The Master of International Business (MIB or M.I.B.) is a master's degree designed to develop the capabilities and resources of managers in the global economy. It is for those seeking to establish or accelerate a career in international business.

The origins of this type of program go back to the creation in 1946 of the American Institute of Foreign Trade, known today as Thunderbird School of Global Management, in Glendale, Arizona. Thunderbird's program was referred to as a Master of International Management until 2000, when it adopted the MBA in Global Management denomination. The structure of the program combined international business, international political economy, and learning of languages and world cultures. Other similar programs are now offered by a range of business schools under a variety of denominations.

Emphasizing the practical application of specialized knowledge, the program equips management with skills tailored to the international business environment. It focuses on strategic planning for international operations and provides an in-depth understanding of the organizational capabilities required for international operations, including specialized functions such as international marketing, finance and human resource management. Master in international business degrees also include classes that address topics such as imports and exports and intercultural communication. The degree may be thought of as an MBA with a particular focus on multinational corporations.

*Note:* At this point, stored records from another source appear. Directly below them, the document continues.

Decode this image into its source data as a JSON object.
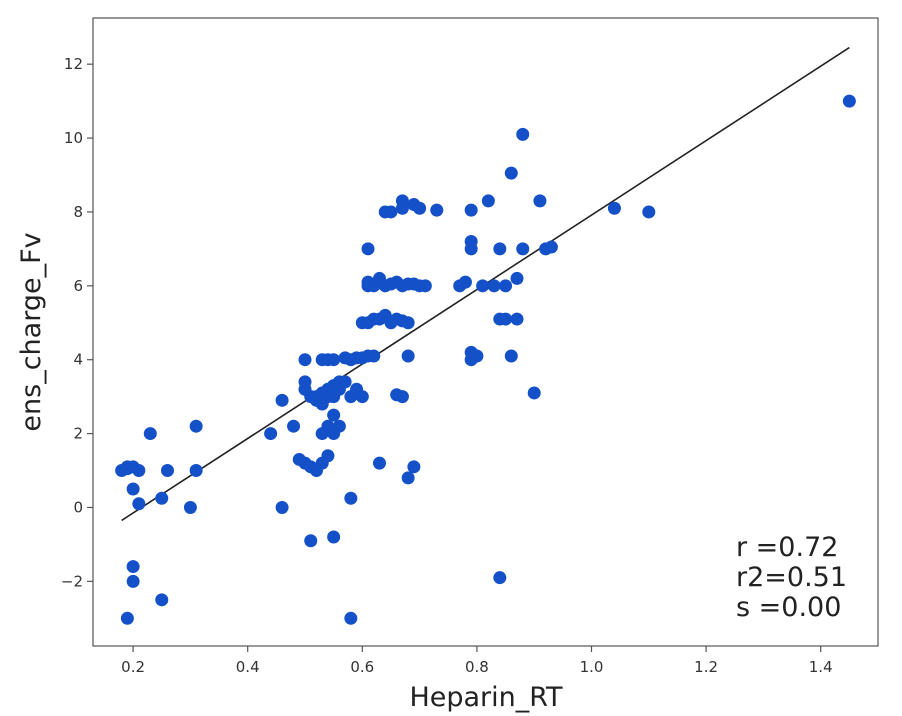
{
  "chart_data": {
    "type": "scatter",
    "title": "",
    "xlabel": "Heparin_RT",
    "ylabel": "ens_charge_Fv",
    "xlim": [
      0.13,
      1.5
    ],
    "ylim": [
      -3.75,
      13.25
    ],
    "x_ticks": [
      "0.2",
      "0.4",
      "0.6",
      "0.8",
      "1.0",
      "1.2",
      "1.4"
    ],
    "y_ticks": [
      "−2",
      "0",
      "2",
      "4",
      "6",
      "8",
      "10",
      "12"
    ],
    "grid": false,
    "fit_line": {
      "x1": 0.18,
      "y1": -0.35,
      "x2": 1.45,
      "y2": 12.45
    },
    "annotations": [
      "r =0.72",
      "r2=0.51",
      "s =0.00"
    ],
    "colors": {
      "points": "#1450c8",
      "fit_line": "#222222",
      "frame": "#555555"
    },
    "series": [
      {
        "x": [
          0.18,
          0.19,
          0.2,
          0.21,
          0.19,
          0.2,
          0.2,
          0.2,
          0.19,
          0.21,
          0.23,
          0.25,
          0.25,
          0.26,
          0.3,
          0.31,
          0.31,
          0.44,
          0.46,
          0.46,
          0.48,
          0.49,
          0.5,
          0.5,
          0.51,
          0.52,
          0.53,
          0.54,
          0.55,
          0.56,
          0.52,
          0.53,
          0.54,
          0.55,
          0.56,
          0.53,
          0.55,
          0.55,
          0.5,
          0.51,
          0.53,
          0.54,
          0.55,
          0.5,
          0.52,
          0.54,
          0.56,
          0.57,
          0.51,
          0.55,
          0.53,
          0.54,
          0.55,
          0.57,
          0.58,
          0.59,
          0.6,
          0.61,
          0.62,
          0.58,
          0.59,
          0.6,
          0.6,
          0.61,
          0.62,
          0.63,
          0.64,
          0.65,
          0.61,
          0.61,
          0.63,
          0.64,
          0.65,
          0.66,
          0.67,
          0.64,
          0.65,
          0.67,
          0.67,
          0.69,
          0.7,
          0.73,
          0.61,
          0.62,
          0.63,
          0.68,
          0.71,
          0.66,
          0.67,
          0.68,
          0.69,
          0.7,
          0.67,
          0.66,
          0.68,
          0.63,
          0.68,
          0.69,
          0.58,
          0.58,
          0.77,
          0.78,
          0.79,
          0.79,
          0.79,
          0.8,
          0.81,
          0.82,
          0.83,
          0.84,
          0.85,
          0.86,
          0.87,
          0.88,
          0.9,
          0.91,
          0.92,
          0.93,
          0.84,
          0.85,
          0.86,
          0.87,
          0.88,
          0.79,
          0.79,
          0.84,
          1.04,
          1.1,
          1.45
        ],
        "y": [
          1.0,
          1.1,
          1.1,
          1.0,
          -3.0,
          -2.0,
          -1.6,
          0.5,
          1.05,
          0.1,
          2.0,
          0.25,
          -2.5,
          1.0,
          0.0,
          2.2,
          1.0,
          2.0,
          2.9,
          0.0,
          2.2,
          1.3,
          1.2,
          4.0,
          1.1,
          1.0,
          2.0,
          2.2,
          2.5,
          2.2,
          3.0,
          3.1,
          3.2,
          3.3,
          3.4,
          2.8,
          3.0,
          2.0,
          3.2,
          3.0,
          1.2,
          1.4,
          3.1,
          3.4,
          2.9,
          3.0,
          3.2,
          3.4,
          -0.9,
          -0.8,
          4.0,
          4.0,
          4.0,
          4.05,
          4.0,
          4.05,
          4.05,
          4.1,
          4.1,
          3.0,
          3.2,
          3.0,
          5.0,
          5.0,
          5.1,
          5.1,
          5.2,
          5.0,
          6.0,
          6.1,
          6.2,
          6.0,
          6.05,
          6.1,
          6.0,
          8.0,
          8.0,
          8.1,
          8.3,
          8.2,
          8.1,
          8.05,
          7.0,
          6.0,
          6.1,
          6.05,
          6.0,
          5.1,
          5.05,
          5.0,
          6.05,
          6.0,
          3.0,
          3.05,
          4.1,
          1.2,
          0.8,
          1.1,
          0.25,
          -3.0,
          6.0,
          6.1,
          7.0,
          7.2,
          8.05,
          4.1,
          6.0,
          8.3,
          6.0,
          7.0,
          5.1,
          9.05,
          5.1,
          10.1,
          3.1,
          8.3,
          7.0,
          7.05,
          5.1,
          6.0,
          4.1,
          6.2,
          7.0,
          4.0,
          4.2,
          -1.9,
          8.1,
          8.0,
          11.0
        ]
      }
    ]
  }
}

Abbreviations for this qualification include MIntBus, MBus (IntBus), or MIB

==Admission==
Admission normally requires an undergraduate degree in any discipline, the equivalent of two years full-time work in a role that has an international focus, a personal statement and a successful GMAT/GRE score.

==Course Structure==
The course structure is modelled on that of the MBA program.

The course is normally offered as a 16 subject program that would take two years of full-time study or four years of part-time study to complete.

Students who meet certain prerequisites may be able to undertake the degree as a 12 subject program. In this case, there would be an expectation of completion within 18 months if studying full-time or three years if studying part-time.